Teil 2 unseres Berichts zur re:publica stellt die gesellschaftpolitischen Themen wie Innovationskritik und Big Data in den Vordergrund. Die Macht der Netzwerke und ihre Mißbrauchsmöglichkeiten waren auf Sessions abseits der klassischen Medienthemen ebenso präsent wie die Disruption analoger Geschäftsmodelle und der Janus-köpfige Charakter von Gesellschaften im Spannungsfeld zwischen Technologiebegeisterung und Abwehr von Veränderung.
Big Data – die Gefahr der neuen Technologie
Bereits in der ersten Session “Why Freedom of Thought Requires Free Media and Why Free Media Require Free Technology” haut Eben Moglen rhetorisch ganz schön auf den Putz. Gut, als Rechtsberater der Free Software Foundation muss er das wohl – man ist ja auch Lobbyist in eigener Sache – aber das Bild, das er in seinem eindringlichen Vortrag zeichnet, gibt einem schon zu denken: Facebook als Gefahr anzusehen, nicht wegen dem was sie falsch machen, sondern wegen dem, was sie richtig machen – nämlich das größte und beste Data Warehouse der Welt zu sein, mit dem mächtigsten Business Intelligence Layer der momentan vorstellbar ist – leuchtet erst einmal nicht unbedingt ein. Aber bei der Vorstellung, ein Geheimdienst wie zum Beispiel der ukrainische (um nur ein aktuelles Beispiel zu nennen) könnte schlicht eine Firma aufmachen, sich mit einem ganz normalen Company-Account am Affiliate-Programm beteiligen, und die beste Social-Media-API der Welt mit all ihren Möglichkeiten zu Auswertung und Aggregierung der sozialen Graphen nutzen, wird einem schon ziemlich flau im Magen.
Und selbst wenn man seinen radikalen Schlussfolgerungen für die Offenlegung von Technologien, Medien und Internet-Bandbreite nicht in jedem Detail zustimmen kann oder will, in einer Hinsicht hat er bedenkenswertes zu sagen: Auch das Social Reading und die Cloud-Spaces für eBooks implizieren möglichen Missbrauch zuhauf, wenn man das denn möchte – in einer Zeit, in der – wie in Frankreich und den USA bereits geschehen – Google Search-Profile bereits als Beweise in Gerichtsverfahren verwendet werden.

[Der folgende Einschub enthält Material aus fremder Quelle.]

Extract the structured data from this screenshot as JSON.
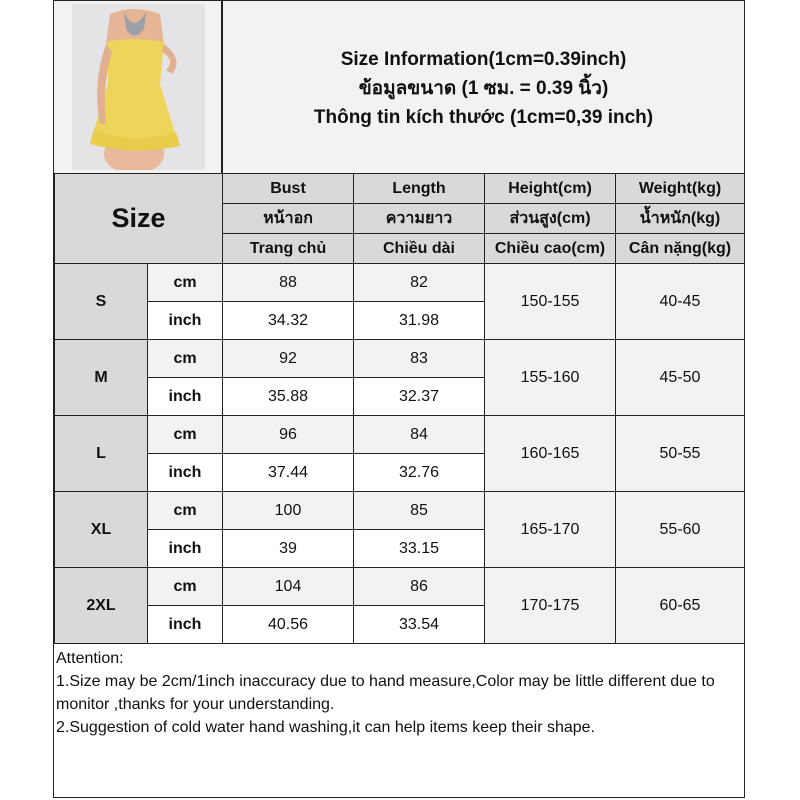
{
  "header": {
    "title_en": "Size Information(1cm=0.39inch)",
    "title_th": "ข้อมูลขนาด (1 ซม. = 0.39 นิ้ว)",
    "title_vi": "Thông tin kích thước (1cm=0,39 inch)"
  },
  "table": {
    "size_label": "Size",
    "columns": [
      {
        "en": "Bust",
        "th": "หน้าอก",
        "vi": "Trang chủ"
      },
      {
        "en": "Length",
        "th": "ความยาว",
        "vi": "Chiều dài"
      },
      {
        "en": "Height(cm)",
        "th": "ส่วนสูง(cm)",
        "vi": "Chiều cao(cm)"
      },
      {
        "en": "Weight(kg)",
        "th": "น้ำหนัก(kg)",
        "vi": "Cân nặng(kg)"
      }
    ],
    "unit_cm": "cm",
    "unit_inch": "inch",
    "rows": [
      {
        "size": "S",
        "bust_cm": "88",
        "length_cm": "82",
        "bust_inch": "34.32",
        "length_inch": "31.98",
        "height": "150-155",
        "weight": "40-45"
      },
      {
        "size": "M",
        "bust_cm": "92",
        "length_cm": "83",
        "bust_inch": "35.88",
        "length_inch": "32.37",
        "height": "155-160",
        "weight": "45-50"
      },
      {
        "size": "L",
        "bust_cm": "96",
        "length_cm": "84",
        "bust_inch": "37.44",
        "length_inch": "32.76",
        "height": "160-165",
        "weight": "50-55"
      },
      {
        "size": "XL",
        "bust_cm": "100",
        "length_cm": "85",
        "bust_inch": "39",
        "length_inch": "33.15",
        "height": "165-170",
        "weight": "55-60"
      },
      {
        "size": "2XL",
        "bust_cm": "104",
        "length_cm": "86",
        "bust_inch": "40.56",
        "length_inch": "33.54",
        "height": "170-175",
        "weight": "60-65"
      }
    ]
  },
  "notes": {
    "heading": "Attention:",
    "line1": "1.Size may be 2cm/1inch inaccuracy due to hand measure,Color may be little different due to monitor ,thanks for your understanding.",
    "line2": "2.Suggestion of cold water hand washing,it can help items keep their shape."
  }
}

Wenn ein Buch erst einmal weiß wer es liest – dann liest irgendwann das Buch auch den Leser. Oder macht ihn lesbar, in all seinen Gewohnheiten und durch wen auch immer. Und wer ist dann der Leser dieser Lektüre? Dass der erste handfeste eBook-Skandal, nämlich die Löschung eines Buches auf eBook-Readern durch Amazon, hier pikant auf ein “Yes, we know you bought that book. But you are not allowed to read it.” zugespitzt, ausgerechnet ein Buch von George Orwell betraf, ist schon ein selten absurder historischer Treppenwitz.
Disruptive Change
Am zweiten Konferenztag halten Leander Wattig und Marcel Weiß eine Session zu einem brandaktuellen Thema: “Wie überlebt mein Unternehmen die Disruption unseres Geschäftsmodells?” Anhand von Clayton M. Christensens‘ Modell der disruptiven Technologien führen sie einige Modelle ein, die sich über die disruptiven Veränderungen der letzten Jahrzehnte hinweg immer wieder beobachten lassen, und die als Konstanten sowohl Muster der Zerstörung als auch Erkenntnisse für erfolgreiche Bewältigungsstrategien erkennen lassen.

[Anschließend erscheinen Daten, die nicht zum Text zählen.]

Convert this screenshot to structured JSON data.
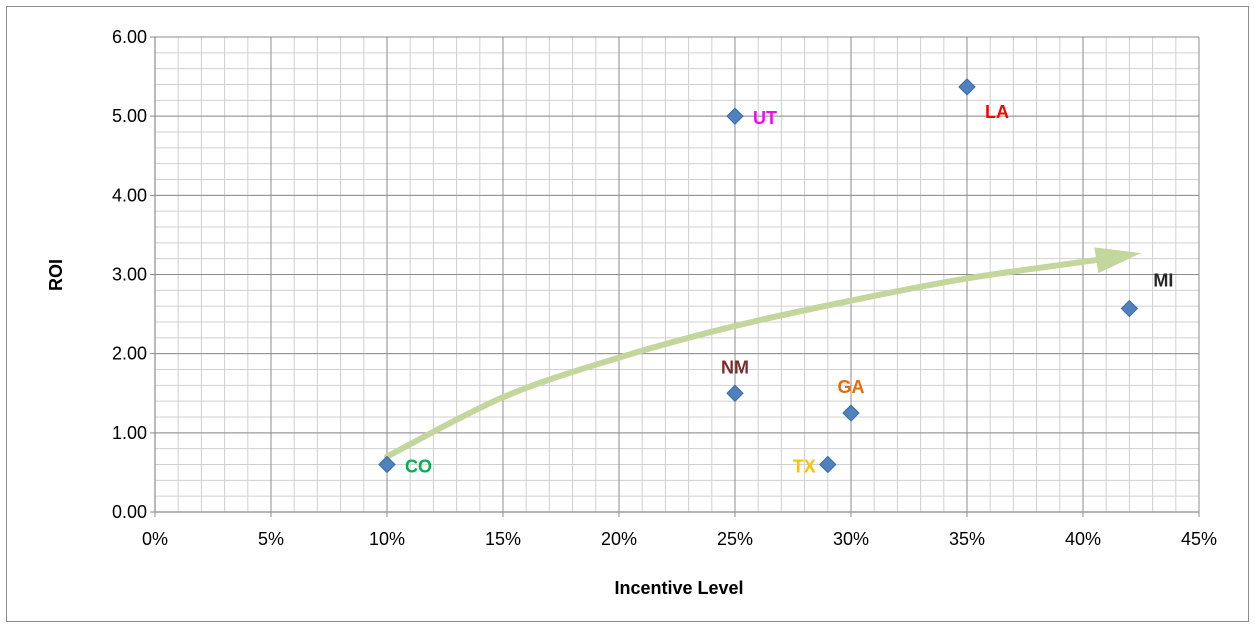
{
  "chart_data": {
    "type": "scatter",
    "xlabel": "Incentive Level",
    "ylabel": "ROI",
    "xlim": [
      0,
      0.45
    ],
    "ylim": [
      0,
      6
    ],
    "x_ticks": [
      {
        "value": 0,
        "label": "0%"
      },
      {
        "value": 0.05,
        "label": "5%"
      },
      {
        "value": 0.1,
        "label": "10%"
      },
      {
        "value": 0.15,
        "label": "15%"
      },
      {
        "value": 0.2,
        "label": "20%"
      },
      {
        "value": 0.25,
        "label": "25%"
      },
      {
        "value": 0.3,
        "label": "30%"
      },
      {
        "value": 0.35,
        "label": "35%"
      },
      {
        "value": 0.4,
        "label": "40%"
      },
      {
        "value": 0.45,
        "label": "45%"
      }
    ],
    "y_ticks": [
      {
        "value": 0,
        "label": "0.00"
      },
      {
        "value": 1,
        "label": "1.00"
      },
      {
        "value": 2,
        "label": "2.00"
      },
      {
        "value": 3,
        "label": "3.00"
      },
      {
        "value": 4,
        "label": "4.00"
      },
      {
        "value": 5,
        "label": "5.00"
      },
      {
        "value": 6,
        "label": "6.00"
      }
    ],
    "x_minor_step": 0.01,
    "y_minor_step": 0.2,
    "grid": true,
    "marker": "diamond",
    "marker_color": "#4f81bd",
    "points": [
      {
        "label": "CO",
        "x": 0.1,
        "y": 0.6,
        "label_color": "#00b050",
        "label_pos": "right"
      },
      {
        "label": "UT",
        "x": 0.25,
        "y": 5.0,
        "label_color": "#ff00ff",
        "label_pos": "right"
      },
      {
        "label": "NM",
        "x": 0.25,
        "y": 1.5,
        "label_color": "#7b2c2c",
        "label_pos": "above"
      },
      {
        "label": "TX",
        "x": 0.29,
        "y": 0.6,
        "label_color": "#ffc000",
        "label_pos": "left"
      },
      {
        "label": "GA",
        "x": 0.3,
        "y": 1.25,
        "label_color": "#e46c0a",
        "label_pos": "above"
      },
      {
        "label": "LA",
        "x": 0.35,
        "y": 5.37,
        "label_color": "#ff0000",
        "label_pos": "below-right"
      },
      {
        "label": "MI",
        "x": 0.42,
        "y": 2.57,
        "label_color": "#262626",
        "label_pos": "above-right"
      }
    ],
    "trend_arrow": {
      "color": "#c3d69b",
      "path": [
        {
          "x": 0.1,
          "y": 0.7
        },
        {
          "x": 0.15,
          "y": 1.45
        },
        {
          "x": 0.2,
          "y": 1.95
        },
        {
          "x": 0.25,
          "y": 2.35
        },
        {
          "x": 0.3,
          "y": 2.67
        },
        {
          "x": 0.35,
          "y": 2.95
        },
        {
          "x": 0.41,
          "y": 3.2
        }
      ],
      "head": {
        "x": 0.425,
        "y": 3.27
      }
    }
  }
}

Neue Märkte starten mit neuen Playern, die am unteren Ende mit niedrigen Kostenstrukturen einsteigen, zunächst einmal nur eine Nische besetzen. Oft werden die Technologien (siehe: Videokameras, Digitalkameras, VHS vs. Betamax, SMS, Smartphones, etc.) am Anfang erst langsam adaptiert, erst wenn der Tornado richtig losgeht, wird deutlich, wie wenig die Probleme mit Einstiegshürden, Kosten und Qualitätsstandards, die am Anfang bedeutsam sind, letztlich erfolgskritisch sind für die spätere, neue Nummer 1 am Markt. Die strategischen Fehler passieren interessanterweise genau wegen der Management-Methoden, die sonst als ideal angesehen werden.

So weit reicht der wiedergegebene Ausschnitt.